Su butaca seguía colocada junto a la ventana. En ella comenzó a leer sus primeros cuentos siendo muy niña, y siguió sentándose para sumergirse una y otra vez en historias inventadas por otros que hacían volar su imaginación. Allí seguía la mesa para doce comensales en la que le gustaba hacer los deberes. Nunca le gustó hacerlos en su cuarto, prefería los espacios grandes, el comedor inmenso y la mesa tan larga. ¡Cuántas tardes de silenciosas tareas escolares gastó en ella! Muchas veces la acompañó Amaya, sobre todo en invierno, cuando jugar en el jardín era imposible por el frío y ambas gastaban su tiempo en ejercicios de matemáticas y cuchicheos sobre lo ocurrido durante la mañana en el colegio.
Se acercó tranquilamente a la chimenea frente a la que se encontraba el tresillo. Sobre la cornisa había una foto enmarcada de ella y su amiga en el circo. No tendrían más de trece años. Había caras sonrientes y ganas de vivir. Luego la vida las separaría para siempre.

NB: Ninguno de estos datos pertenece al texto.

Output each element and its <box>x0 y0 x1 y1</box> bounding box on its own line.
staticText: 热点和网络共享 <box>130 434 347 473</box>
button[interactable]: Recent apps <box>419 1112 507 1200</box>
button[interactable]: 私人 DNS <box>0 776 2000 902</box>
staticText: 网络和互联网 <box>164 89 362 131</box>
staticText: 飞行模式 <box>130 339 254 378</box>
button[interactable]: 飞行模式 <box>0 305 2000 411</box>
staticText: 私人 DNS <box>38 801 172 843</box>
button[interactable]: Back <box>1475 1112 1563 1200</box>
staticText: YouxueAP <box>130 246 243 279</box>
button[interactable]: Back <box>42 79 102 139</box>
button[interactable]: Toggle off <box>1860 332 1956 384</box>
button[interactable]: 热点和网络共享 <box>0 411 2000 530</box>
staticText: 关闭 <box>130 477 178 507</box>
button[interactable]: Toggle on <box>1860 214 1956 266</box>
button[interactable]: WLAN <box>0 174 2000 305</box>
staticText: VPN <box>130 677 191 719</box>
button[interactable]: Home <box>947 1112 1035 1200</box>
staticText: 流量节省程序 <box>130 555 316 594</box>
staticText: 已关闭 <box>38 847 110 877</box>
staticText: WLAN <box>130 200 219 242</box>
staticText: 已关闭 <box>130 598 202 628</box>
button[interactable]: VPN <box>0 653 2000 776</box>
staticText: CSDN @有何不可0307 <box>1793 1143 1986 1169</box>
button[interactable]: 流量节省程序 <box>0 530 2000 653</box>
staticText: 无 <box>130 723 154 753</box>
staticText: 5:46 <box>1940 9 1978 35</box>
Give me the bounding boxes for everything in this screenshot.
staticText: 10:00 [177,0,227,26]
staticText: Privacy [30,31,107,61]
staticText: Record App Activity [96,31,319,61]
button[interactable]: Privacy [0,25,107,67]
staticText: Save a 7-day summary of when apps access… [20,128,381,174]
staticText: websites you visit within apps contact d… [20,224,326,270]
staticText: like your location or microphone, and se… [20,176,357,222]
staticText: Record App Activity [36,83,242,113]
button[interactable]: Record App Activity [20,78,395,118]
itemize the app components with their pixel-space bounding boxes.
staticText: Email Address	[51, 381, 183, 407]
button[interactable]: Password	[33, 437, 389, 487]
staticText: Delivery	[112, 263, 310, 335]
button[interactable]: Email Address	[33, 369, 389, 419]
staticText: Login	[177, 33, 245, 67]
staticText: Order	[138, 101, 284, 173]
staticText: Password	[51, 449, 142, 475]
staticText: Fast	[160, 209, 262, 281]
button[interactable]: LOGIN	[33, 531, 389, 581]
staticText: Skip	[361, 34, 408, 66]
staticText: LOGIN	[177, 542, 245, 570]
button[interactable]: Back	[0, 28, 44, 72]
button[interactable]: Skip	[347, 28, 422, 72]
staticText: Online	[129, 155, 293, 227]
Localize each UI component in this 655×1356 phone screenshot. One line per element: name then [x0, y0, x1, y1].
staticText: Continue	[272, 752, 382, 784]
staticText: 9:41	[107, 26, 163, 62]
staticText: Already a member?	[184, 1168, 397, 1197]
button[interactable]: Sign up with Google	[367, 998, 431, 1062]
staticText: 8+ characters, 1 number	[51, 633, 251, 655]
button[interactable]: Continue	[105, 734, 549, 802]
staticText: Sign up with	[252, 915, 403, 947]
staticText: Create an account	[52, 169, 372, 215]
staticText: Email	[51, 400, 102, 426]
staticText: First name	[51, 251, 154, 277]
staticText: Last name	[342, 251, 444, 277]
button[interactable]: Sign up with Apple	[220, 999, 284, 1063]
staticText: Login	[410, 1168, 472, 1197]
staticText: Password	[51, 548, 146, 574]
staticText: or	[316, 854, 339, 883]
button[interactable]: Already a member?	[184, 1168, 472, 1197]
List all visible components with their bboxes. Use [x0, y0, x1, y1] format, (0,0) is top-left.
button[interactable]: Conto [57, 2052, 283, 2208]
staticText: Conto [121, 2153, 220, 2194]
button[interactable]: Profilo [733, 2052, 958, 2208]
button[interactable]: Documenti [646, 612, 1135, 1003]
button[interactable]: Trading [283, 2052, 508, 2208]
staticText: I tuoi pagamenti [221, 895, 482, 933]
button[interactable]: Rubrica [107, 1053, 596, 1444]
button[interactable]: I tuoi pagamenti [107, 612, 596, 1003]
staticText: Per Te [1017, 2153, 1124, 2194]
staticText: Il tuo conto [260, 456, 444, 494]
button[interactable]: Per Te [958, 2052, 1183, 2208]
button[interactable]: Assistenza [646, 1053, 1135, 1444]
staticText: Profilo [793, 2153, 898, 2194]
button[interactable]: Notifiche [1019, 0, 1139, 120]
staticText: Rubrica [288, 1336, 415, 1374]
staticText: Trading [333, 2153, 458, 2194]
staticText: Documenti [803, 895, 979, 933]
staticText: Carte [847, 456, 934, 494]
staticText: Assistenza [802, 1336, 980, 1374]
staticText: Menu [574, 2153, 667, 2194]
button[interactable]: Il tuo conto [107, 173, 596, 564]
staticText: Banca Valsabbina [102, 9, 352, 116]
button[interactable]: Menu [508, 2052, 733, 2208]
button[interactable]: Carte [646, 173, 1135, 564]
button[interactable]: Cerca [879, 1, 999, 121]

Miró su cara en el espejo encima de la chimenea. Vio su cabello que se tornaba gris y su rostro que empezaba a marchitarse. Sintió deseos de volver a aquel momento, a aquel instante en el que parecía que nada en el mundo lograría separarlas, donde la mezquindad y la mentira no parecen existir. ¡Que pronto se dio cuenta de que no eran más que ilusiones!
Cuando se marchó de aquella casa, la distancia comenzó a separarlas. Después, el tiempo. Comenzaron escribiéndose todas las semanas, contándose las novedades del instituto, pero poco a poco ella se olvidaría de escribir, ocupada en nuevas amistades y en primeros amores. Las cartas fueron espaciándose, hasta que dejaron de escribirse y se olvidó de ella.
Tomó la fotografía entre sus manos. Se apoyó cansadamente en el brazo del sofá antes de sentarse y continuar pensando en Amaya, pensando con nostalgia en la amistad mas verdadera que jamás había tenido.